GRADE framework for quality of evidence

The proposed review will use the Grading of Recommendations Assessment, Development and Evaluation (GRADE) guidelines [64] to determine the quality of evidence and the strength of recommendations. The GRADE guidelines will be applied separately to each of the CHD endpoints, providing a summary of findings table with qualitative description as either high, moderate, low, or very low.

Discussion

This systematic review aims to add to the extant literature by aggregating data concerning the risk of incident CHD attributable to panic disorder in persons originally free from CHD. Our review will extend beyond previous systematic reviews including those concerning post-traumatic stress disorder [65] and, indeed, a prior review concerning anxiety symptoms [37]. Furthermore, the findings will potentially need to be considered alongside a plethora of psychosocial risk factors also purported to increase CHD risk, and these include depression [66-68], stress [69], anger and hostility [70], and Type A personality [71] to ensure uniqueness of the findings from related negative emotions [72]. The findings might therefore serve to clarify the design of future epidemiological and clinical studies and also potentially inform evidence-based clinical practice and policy concerning triaging chest pain patients [17], diagnostic assessment [8], and psychiatric intervention with panic disorder patients [73].

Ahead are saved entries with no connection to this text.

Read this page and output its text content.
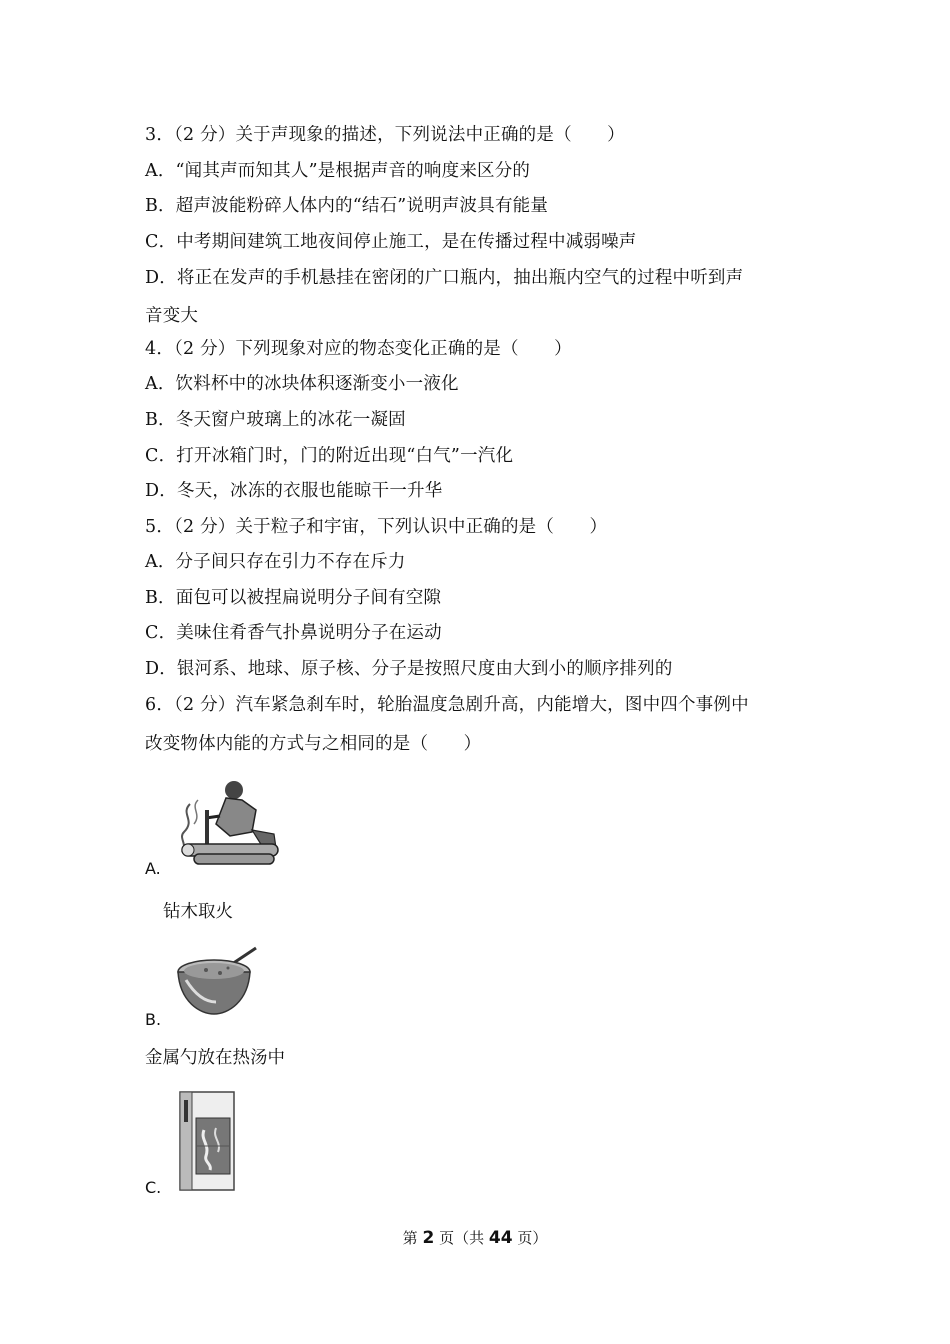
3．（2 分）关于声现象的描述，下列说法中正确的是（　　）
A．“闻其声而知其人”是根据声音的响度来区分的
B．超声波能粉碎人体内的“结石”说明声波具有能量
C．中考期间建筑工地夜间停止施工，是在传播过程中减弱噪声
D．将正在发声的手机悬挂在密闭的广口瓶内，抽出瓶内空气的过程中听到声
音变大
4．（2 分）下列现象对应的物态变化正确的是（　　）
A．饮料杯中的冰块体积逐渐变小一液化
B．冬天窗户玻璃上的冰花一凝固
C．打开冰箱门时，门的附近出现“白气”一汽化
D．冬天，冰冻的衣服也能晾干一升华
5．（2 分）关于粒子和宇宙，下列认识中正确的是（　　）
A．分子间只存在引力不存在斥力
B．面包可以被捏扁说明分子间有空隙
C．美味住肴香气扑鼻说明分子在运动
D．银河系、地球、原子核、分子是按照尺度由大到小的顺序排列的
6．（2 分）汽车紧急刹车时，轮胎温度急剧升高，内能增大，图中四个事例中
改变物体内能的方式与之相同的是（　　）
A.
钻木取火
B.
金属勺放在热汤中
C.
第 2 页（共 44 页）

There are several limitations that will contextualize the findings and generalizability of the proposed review including the interrelatedness of psychiatric disorders especially anxiety and depression disorders [74,75]. Moreover, studies will potentially determine panic disorder status by different means such as clinical interview, physician consultation, or self-reported panic attack questionnaires. Therefore, the proposed review may be limited by the pooling together of panic disorder studies with varying levels of validity and heterogeneity. A related limitation concerns the CHD endpoints, and it is possible that different studies will utilize varying methods to determine CHD status at follow-up, each with varying levels of validity and conclusiveness. This limitation is important in our proposed review’s context since that we are largely assessing etiological links assuming that panic precedes CHD, when it is plausible that panic is merely a manifestation of undiagnosed cardiovascular dysfunction, coronary spasm, or sub-clinical CHD. Indeed, panic disorder diagnoses are sometimes applied mutually exclusively to CHD once exploratory diagnostic tests for myocardial infarction are negative [17]. Limitations of the original studies may also include between study heterogeneity and high risk of bias that will potentially limit the conclusions drawn. Specifically, it is possible that retrospective studies will be characterized by a high risk of bias. Finally, despite attempts to retrieve unpublished and nonsignificant studies, the proposed systematic review is likely to be limited by publication bias of only significant findings, given the infancy of the literature [76]. Moreover, as the proposed review will include only English language studies, the generalizability of the findings to studies published in other languages and other healthcare settings is limited.

In conclusion, given that panic disorder and incident CHD links are tenuous and the absence of a contemporary meta-analysis on this topic, the proposed review will help in summarizing the available evidence. The findings may have implications for clinical practice and policy.